We don’t know what the reasons are for so many members of the family having the same white patch of hair, but we’re betting they’re small. When MilliAnna Worthy of Ridgeland, South Carolina, was born, that’s precisely what occurred. Brianna’s mother, grandmother, and great-grandmother all have the same nsal genetic background as their 18-month-old daughter.
For a long time, people have debated whether birthmarks are genetic or random. While some believe these marks develop at random, others believe the gene game has a major impact on their appearance.
The latter was a very happy reality for MilliAnna Worthy of Ridgeland, South Carolina.

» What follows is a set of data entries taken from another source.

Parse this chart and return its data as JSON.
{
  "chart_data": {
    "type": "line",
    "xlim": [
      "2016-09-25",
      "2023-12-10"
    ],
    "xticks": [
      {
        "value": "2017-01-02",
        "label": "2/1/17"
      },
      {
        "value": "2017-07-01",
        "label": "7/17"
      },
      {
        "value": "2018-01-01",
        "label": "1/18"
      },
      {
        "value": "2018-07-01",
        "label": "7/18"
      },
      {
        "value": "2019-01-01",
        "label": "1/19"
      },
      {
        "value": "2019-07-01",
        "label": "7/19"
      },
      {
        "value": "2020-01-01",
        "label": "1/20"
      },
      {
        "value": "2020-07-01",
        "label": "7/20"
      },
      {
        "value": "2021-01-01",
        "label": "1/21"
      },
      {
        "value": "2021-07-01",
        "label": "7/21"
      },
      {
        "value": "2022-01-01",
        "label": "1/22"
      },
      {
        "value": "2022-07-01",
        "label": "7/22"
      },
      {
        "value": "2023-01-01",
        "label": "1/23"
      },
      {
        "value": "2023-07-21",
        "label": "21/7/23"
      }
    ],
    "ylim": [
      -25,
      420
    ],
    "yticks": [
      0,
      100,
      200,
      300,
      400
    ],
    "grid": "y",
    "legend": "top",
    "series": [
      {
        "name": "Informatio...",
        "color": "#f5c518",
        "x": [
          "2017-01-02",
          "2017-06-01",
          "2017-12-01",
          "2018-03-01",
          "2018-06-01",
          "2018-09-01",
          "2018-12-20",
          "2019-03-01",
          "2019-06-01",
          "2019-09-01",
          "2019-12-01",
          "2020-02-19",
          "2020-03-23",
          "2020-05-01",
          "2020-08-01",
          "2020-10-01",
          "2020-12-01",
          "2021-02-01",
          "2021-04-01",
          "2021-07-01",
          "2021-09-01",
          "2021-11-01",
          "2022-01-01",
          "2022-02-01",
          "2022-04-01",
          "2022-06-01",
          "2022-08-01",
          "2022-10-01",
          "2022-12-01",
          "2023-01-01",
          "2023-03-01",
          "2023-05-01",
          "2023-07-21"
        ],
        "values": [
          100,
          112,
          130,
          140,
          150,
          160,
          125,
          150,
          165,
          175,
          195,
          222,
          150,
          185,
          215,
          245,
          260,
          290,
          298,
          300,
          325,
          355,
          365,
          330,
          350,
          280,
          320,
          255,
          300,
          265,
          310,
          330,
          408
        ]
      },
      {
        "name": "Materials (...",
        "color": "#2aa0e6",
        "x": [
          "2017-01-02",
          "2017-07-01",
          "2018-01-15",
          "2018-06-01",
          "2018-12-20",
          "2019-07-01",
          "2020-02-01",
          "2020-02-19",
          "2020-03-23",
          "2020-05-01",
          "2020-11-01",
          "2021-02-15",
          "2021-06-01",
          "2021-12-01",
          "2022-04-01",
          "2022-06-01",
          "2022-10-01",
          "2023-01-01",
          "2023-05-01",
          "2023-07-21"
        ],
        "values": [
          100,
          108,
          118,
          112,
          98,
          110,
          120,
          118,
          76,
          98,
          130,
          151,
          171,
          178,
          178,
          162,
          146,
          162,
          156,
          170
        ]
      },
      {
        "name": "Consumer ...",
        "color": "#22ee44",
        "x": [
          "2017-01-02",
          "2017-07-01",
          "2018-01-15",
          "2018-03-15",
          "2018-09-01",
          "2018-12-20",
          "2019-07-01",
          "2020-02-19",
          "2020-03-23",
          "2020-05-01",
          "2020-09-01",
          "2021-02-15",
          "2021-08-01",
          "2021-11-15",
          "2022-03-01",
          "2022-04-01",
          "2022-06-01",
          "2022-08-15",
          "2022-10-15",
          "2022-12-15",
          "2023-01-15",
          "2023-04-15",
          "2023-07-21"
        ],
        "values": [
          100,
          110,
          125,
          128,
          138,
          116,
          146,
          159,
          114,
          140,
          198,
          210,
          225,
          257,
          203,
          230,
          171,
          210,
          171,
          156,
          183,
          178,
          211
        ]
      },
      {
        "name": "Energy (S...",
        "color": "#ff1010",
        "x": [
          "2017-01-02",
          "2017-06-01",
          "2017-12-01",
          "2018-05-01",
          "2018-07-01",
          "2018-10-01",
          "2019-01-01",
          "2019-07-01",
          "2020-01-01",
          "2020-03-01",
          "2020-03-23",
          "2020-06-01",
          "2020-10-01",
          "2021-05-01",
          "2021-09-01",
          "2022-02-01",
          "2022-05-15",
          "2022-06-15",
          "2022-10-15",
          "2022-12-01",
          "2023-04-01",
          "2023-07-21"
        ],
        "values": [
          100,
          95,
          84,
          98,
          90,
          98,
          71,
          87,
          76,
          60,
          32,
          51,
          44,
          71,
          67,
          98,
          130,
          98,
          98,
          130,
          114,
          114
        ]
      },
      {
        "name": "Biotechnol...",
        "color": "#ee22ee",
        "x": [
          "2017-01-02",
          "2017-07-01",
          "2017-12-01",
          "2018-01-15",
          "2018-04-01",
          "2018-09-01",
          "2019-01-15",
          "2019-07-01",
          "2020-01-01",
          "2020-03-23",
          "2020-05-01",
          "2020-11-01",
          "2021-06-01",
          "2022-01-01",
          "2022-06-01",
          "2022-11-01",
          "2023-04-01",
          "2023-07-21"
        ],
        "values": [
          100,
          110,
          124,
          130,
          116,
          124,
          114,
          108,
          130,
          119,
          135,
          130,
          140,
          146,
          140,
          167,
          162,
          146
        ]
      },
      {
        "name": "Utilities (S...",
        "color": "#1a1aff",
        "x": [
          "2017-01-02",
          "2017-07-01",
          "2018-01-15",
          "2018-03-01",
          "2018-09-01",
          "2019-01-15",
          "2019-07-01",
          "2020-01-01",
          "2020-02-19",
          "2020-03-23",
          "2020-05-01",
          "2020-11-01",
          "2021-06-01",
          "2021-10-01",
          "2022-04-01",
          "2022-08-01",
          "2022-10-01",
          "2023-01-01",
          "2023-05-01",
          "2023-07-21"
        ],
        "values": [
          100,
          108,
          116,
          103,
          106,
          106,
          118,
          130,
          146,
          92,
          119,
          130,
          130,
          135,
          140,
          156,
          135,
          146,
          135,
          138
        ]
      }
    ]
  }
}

The hue of the girl’s hair is odd for a reason: it’s caused by polio, an uncommon disease. The condition has caused a lack of melanin in the skin and hair surrounding it, resulting in the white patch.
Brianna stated, “We’re not sure how far back the birthmark goes.” “My grandmother was adopted when she was a child and has never met her biological family.”
Brianna had hoped that her daughter would acquire the special trait. Because one of Brianna’s elder sisters didn’t have it, her soon-to-be mother wasn’t sure if her daughter would inherit it.
“However, I was pleased when they placed her on my breast and I knew she had it.”
“I fell in love with it in my hair and knew it was my own characteristic look,” she explains.
Brianna began to feel that her hair was her defining trait. “I intend to nurture my child with the knowledge that she is lovely and great, and not to listen to people’s negative comments,” Brianna said.